WINDHOEK, 29 OCT – Over 3 000 active vocational training centre (VTC) instructors in Namibia are either underqualified or unqualified, Minister of Higher Education, Training and Innovation Itah Kandjii-Murangi has said.
Speaking at a courtesy call event by Finnish Minister of Economic Affairs, Mika Lintila and his delegation here on Monday, Kandjii-Murangi said transformation of vocational education is a pillar that can address social inequalities but requires qualified, experienced and committed instructors.
She noted that in order to realise the transformation, there is a need to upskill and upgrade the instructors.
Kandjii-Murangi further noted that currently, the Namibia University of Science and Technology (NUST) has been tasked with a new faculty of steward education, which will focus on the training of instructors.
“This faculty requires different partnerships and engagement of experts in the area of steward education, who can really help to lay the necessary foundation on instructor training,” she said.
She said NUST currently offers steward training at a degree level, which is only recognised locally and regionally, therefore there is a need for steward qualifications to be recognised internationally.
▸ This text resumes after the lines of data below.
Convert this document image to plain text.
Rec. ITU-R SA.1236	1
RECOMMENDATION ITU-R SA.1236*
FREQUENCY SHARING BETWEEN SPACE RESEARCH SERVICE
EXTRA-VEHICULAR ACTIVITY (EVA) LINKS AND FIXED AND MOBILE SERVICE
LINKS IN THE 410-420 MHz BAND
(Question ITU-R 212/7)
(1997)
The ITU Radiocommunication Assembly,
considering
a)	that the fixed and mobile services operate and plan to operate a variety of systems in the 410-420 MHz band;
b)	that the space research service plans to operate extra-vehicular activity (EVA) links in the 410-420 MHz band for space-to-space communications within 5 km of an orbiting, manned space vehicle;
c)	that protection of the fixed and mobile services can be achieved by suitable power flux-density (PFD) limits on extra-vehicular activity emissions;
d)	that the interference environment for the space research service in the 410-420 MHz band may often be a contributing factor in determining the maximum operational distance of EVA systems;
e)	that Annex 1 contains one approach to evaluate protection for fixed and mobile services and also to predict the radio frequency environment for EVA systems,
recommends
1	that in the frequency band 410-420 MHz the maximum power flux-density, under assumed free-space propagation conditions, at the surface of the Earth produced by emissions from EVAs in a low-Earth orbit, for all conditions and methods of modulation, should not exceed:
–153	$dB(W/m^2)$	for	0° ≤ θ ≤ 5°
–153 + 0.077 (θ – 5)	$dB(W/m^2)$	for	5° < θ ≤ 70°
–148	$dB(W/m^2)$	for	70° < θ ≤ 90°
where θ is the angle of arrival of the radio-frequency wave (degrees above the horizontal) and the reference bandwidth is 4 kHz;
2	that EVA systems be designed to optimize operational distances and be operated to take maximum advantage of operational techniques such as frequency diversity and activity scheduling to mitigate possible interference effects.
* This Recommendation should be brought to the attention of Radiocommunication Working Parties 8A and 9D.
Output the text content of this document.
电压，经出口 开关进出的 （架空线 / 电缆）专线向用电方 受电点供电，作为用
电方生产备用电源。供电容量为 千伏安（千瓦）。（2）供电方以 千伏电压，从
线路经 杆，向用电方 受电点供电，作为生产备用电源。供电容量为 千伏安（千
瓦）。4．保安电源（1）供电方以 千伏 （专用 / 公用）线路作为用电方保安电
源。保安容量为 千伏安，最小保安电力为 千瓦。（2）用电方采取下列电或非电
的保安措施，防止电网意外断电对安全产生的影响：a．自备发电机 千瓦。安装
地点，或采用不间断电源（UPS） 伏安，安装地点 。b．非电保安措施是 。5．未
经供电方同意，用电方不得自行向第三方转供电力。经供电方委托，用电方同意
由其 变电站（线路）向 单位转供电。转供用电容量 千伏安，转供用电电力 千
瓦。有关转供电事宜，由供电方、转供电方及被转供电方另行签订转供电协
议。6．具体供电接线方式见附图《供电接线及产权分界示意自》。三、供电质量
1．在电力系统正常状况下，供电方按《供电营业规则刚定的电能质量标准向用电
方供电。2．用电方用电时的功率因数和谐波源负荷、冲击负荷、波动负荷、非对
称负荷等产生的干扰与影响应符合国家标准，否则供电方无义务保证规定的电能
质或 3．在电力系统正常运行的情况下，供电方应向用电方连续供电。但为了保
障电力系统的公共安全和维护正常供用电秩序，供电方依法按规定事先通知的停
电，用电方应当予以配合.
“Any education system can claim to be the best but if it does not streamline in the aspect of quality assurance, then it lacks the aspect of being recognised globally.”
Kandjii-Murangi appealed to the Finnish government to work with Namibia through a programme of retired technical and vocational education and training (TVET) instructors from that country to lay the foundation for quality instructors’ qualifications.
At the same occasion, Lintila said Namibia and Finland share the same element of quality education from early childhood to higher education.
“Namibia and Finland have a long history of 150 years. We look forward for further engagement on the already existing cooperation,” he noted.